Over the last three years, Mark Tipple has dedicated himself to a unique form of underwater photography that he calls The Underwater Project.
In late 2009, Tipple was looking for ways to showcase the humanitarian projects he was working on, and after years of photographing surf, he happened upon an image that would re-direct his career. While shooting shorebreak, Tipple dove under a wave and noticed a group of kids next to him, thrashing and struggling under the whitewash. He turned his camera, fired off a quick shot, and realized that this was the angle he’d been looking for. That picture, entitled Escape, gave birth to The Underwater Project.
An “ongoing reportage of Australia’s relationship with the ocean,” The Underwater Project has gained much acclaim in mainstream media.
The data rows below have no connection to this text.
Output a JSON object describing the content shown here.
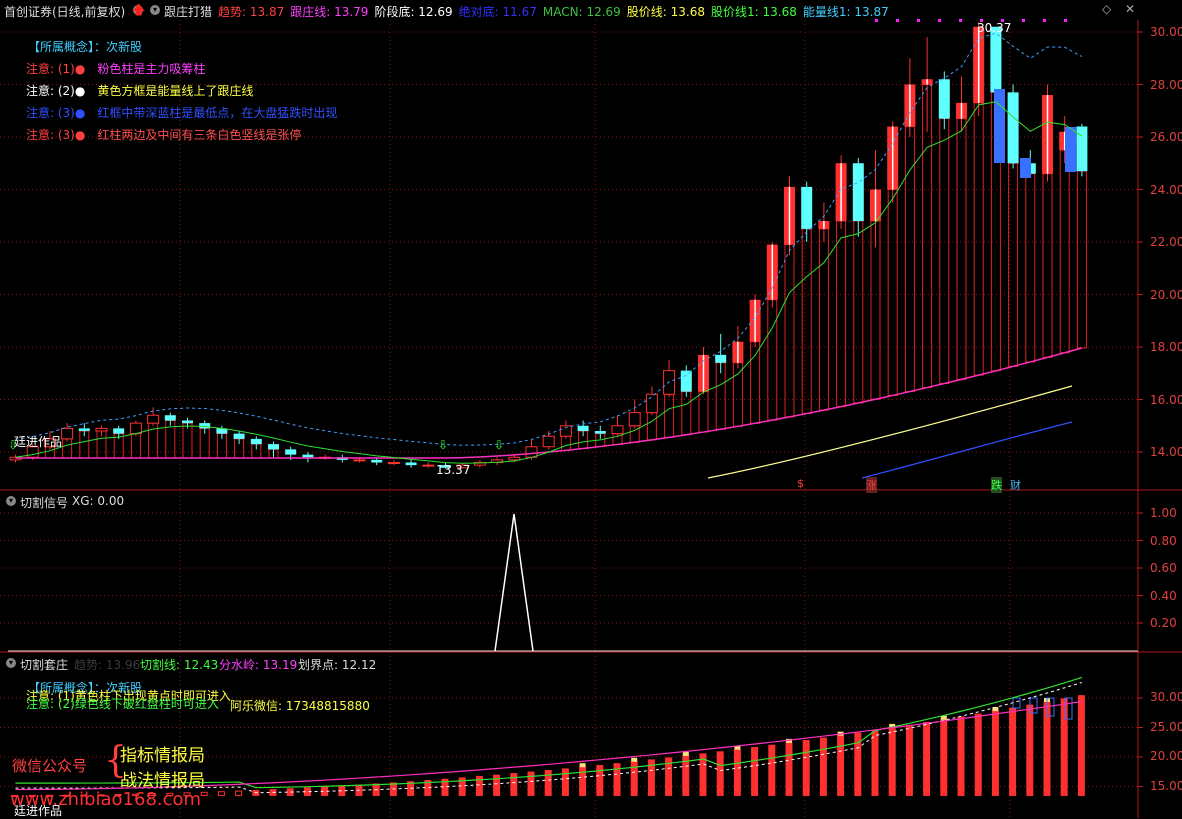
{
  "header": {
    "title": "首创证券(日线,前复权)",
    "indicator_name": "跟庄打猎",
    "items": [
      {
        "label": "趋势: 13.87",
        "color": "#ff4040"
      },
      {
        "label": "跟庄线: 13.79",
        "color": "#ff40ff"
      },
      {
        "label": "阶段底: 12.69",
        "color": "#ffffff"
      },
      {
        "label": "绝对底: 11.67",
        "color": "#3030ff"
      },
      {
        "label": "MACN: 12.69",
        "color": "#40c040"
      },
      {
        "label": "股价线: 13.68",
        "color": "#ffff40"
      },
      {
        "label": "股价线1: 13.68",
        "color": "#40ff40"
      },
      {
        "label": "能量线1: 13.87",
        "color": "#40d0ff"
      }
    ]
  },
  "main_notes": {
    "concept_label": "【所属概念】",
    "concept_value": "：次新股",
    "notes": [
      {
        "prefix": "注意: (1)●",
        "text": "粉色柱是主力吸筹柱",
        "color": "#ff40ff"
      },
      {
        "prefix": "注意: (2)●",
        "text": "黄色方框是能量线上了跟庄线",
        "color": "#ffff40"
      },
      {
        "prefix": "注意: (3)●",
        "text": "红框中带深蓝柱是最低点，在大盘猛跌时出现",
        "color": "#3050ff"
      },
      {
        "prefix": "注意: (3)●",
        "text": "红柱两边及中间有三条白色竖线是张停",
        "color": "#ff5050"
      }
    ],
    "left_label": "廷进作品",
    "high_label": "30.37",
    "low_label": "13.37",
    "bottom_marks": [
      {
        "label": "$",
        "color": "#ff4040"
      },
      {
        "label": "涨",
        "color": "#ff4040"
      },
      {
        "label": "跌",
        "color": "#40ff40"
      },
      {
        "label": "财",
        "color": "#40c0ff"
      }
    ]
  },
  "main_axis": [
    "30.00",
    "28.00",
    "26.00",
    "24.00",
    "22.00",
    "20.00",
    "18.00",
    "16.00",
    "14.00"
  ],
  "panel2": {
    "title": "切割信号",
    "value": "XG: 0.00",
    "axis": [
      "1.00",
      "0.80",
      "0.60",
      "0.40",
      "0.20"
    ]
  },
  "panel3": {
    "title": "切割套庄",
    "faint_item": "趋势: 13.96",
    "items": [
      {
        "label": "切割线: 12.43",
        "color": "#40ff40"
      },
      {
        "label": "分水岭: 13.19",
        "color": "#ff40ff"
      },
      {
        "label": "划界点: 12.12",
        "color": "#ffffff"
      }
    ],
    "concept": "【所属概念】：次新股",
    "note1": "注意: (1)黄色柱下出现黄点时即可进入",
    "note2": "注意: (2)绿色线下破红盘柱时可进入",
    "contact": "阿乐微信: 17348815880",
    "wechat_label": "微信公众号",
    "brace": "{",
    "brand1": "指标情报局",
    "brand2": "战法情报局",
    "watermark": "www.zhibiao168.com",
    "bottom_label": "廷进作品",
    "axis": [
      "30.00",
      "25.00",
      "20.00",
      "15.00"
    ]
  },
  "colors": {
    "up": "#ff3030",
    "down": "#60ffff",
    "grid": "#8a1010",
    "bg": "#000000"
  }
}
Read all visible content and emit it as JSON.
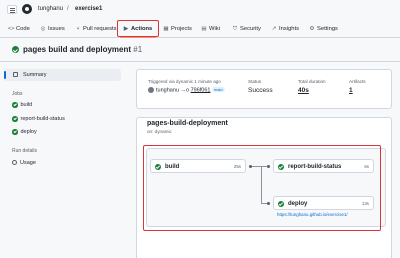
{
  "header": {
    "owner": "tunghanu",
    "separator": "/",
    "repo": "exercise1"
  },
  "tabs": [
    {
      "label": "Code",
      "icon": "code-icon",
      "glyph": "<>"
    },
    {
      "label": "Issues",
      "icon": "issue-icon",
      "glyph": "◎"
    },
    {
      "label": "Pull requests",
      "icon": "pull-request-icon",
      "glyph": "⑂"
    },
    {
      "label": "Actions",
      "icon": "play-icon",
      "glyph": "▶"
    },
    {
      "label": "Projects",
      "icon": "table-icon",
      "glyph": "▦"
    },
    {
      "label": "Wiki",
      "icon": "book-icon",
      "glyph": "▤"
    },
    {
      "label": "Security",
      "icon": "shield-icon",
      "glyph": "⛉"
    },
    {
      "label": "Insights",
      "icon": "graph-icon",
      "glyph": "↗"
    },
    {
      "label": "Settings",
      "icon": "gear-icon",
      "glyph": "⚙"
    }
  ],
  "run": {
    "title": "pages build and deployment",
    "number": "#1"
  },
  "sidebar": {
    "summary": "Summary",
    "jobs_heading": "Jobs",
    "jobs": [
      "build",
      "report-build-status",
      "deploy"
    ],
    "run_details_heading": "Run details",
    "usage": "Usage"
  },
  "summary": {
    "trigger_label": "Triggered via dynamic 1 minute ago",
    "actor": "tunghanu",
    "arrow": "→o",
    "sha": "796f061",
    "branch": "main",
    "status_label": "Status",
    "status": "Success",
    "duration_label": "Total duration",
    "duration": "40s",
    "artifacts_label": "Artifacts",
    "artifacts": "1"
  },
  "workflow": {
    "title": "pages-build-deployment",
    "subtitle": "on: dynamic",
    "jobs": {
      "build": {
        "name": "build",
        "time": "25s"
      },
      "report": {
        "name": "report-build-status",
        "time": "6s"
      },
      "deploy": {
        "name": "deploy",
        "time": "13s"
      }
    },
    "deploy_url": "https://tunghanu.github.io/exercise1/"
  },
  "colors": {
    "success": "#1a7f37",
    "highlight": "#d9343a",
    "link": "#0969da"
  }
}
It’s Tipple’s wish, though, that recognition for the UWP will transfer to his documentary series focusing on social justice issues. “Some of the people that I’ve worked with in Fiji and Indonesia deserve a lot more recognition than a couple of guys splashing about in the ocean. Hopefully there will be a flow on effect from The Underwater Project to the documentary series,” says Tipple.
Having worked closely with organizations seeking social change in Australia and surrounding countries, his progression has seen the development of Gallery for Justice, a not-for-profit that aims to “bridge the gap between people with a mind for social justice and traditional print media.” Essentially, they’re creating a platform where social justice takes precedence over celebrity gossip.
Although Mark’s portfolio is extensive, he’s found that many corporate media and sponsored exhibitions avoid shows that focus on subjects as serious as social justice. “Advertisers don’t want to see their advertisements on the other side of a social justice or a poverty story, and they’re funding the magazines. All these amazing stories are being shied away from.”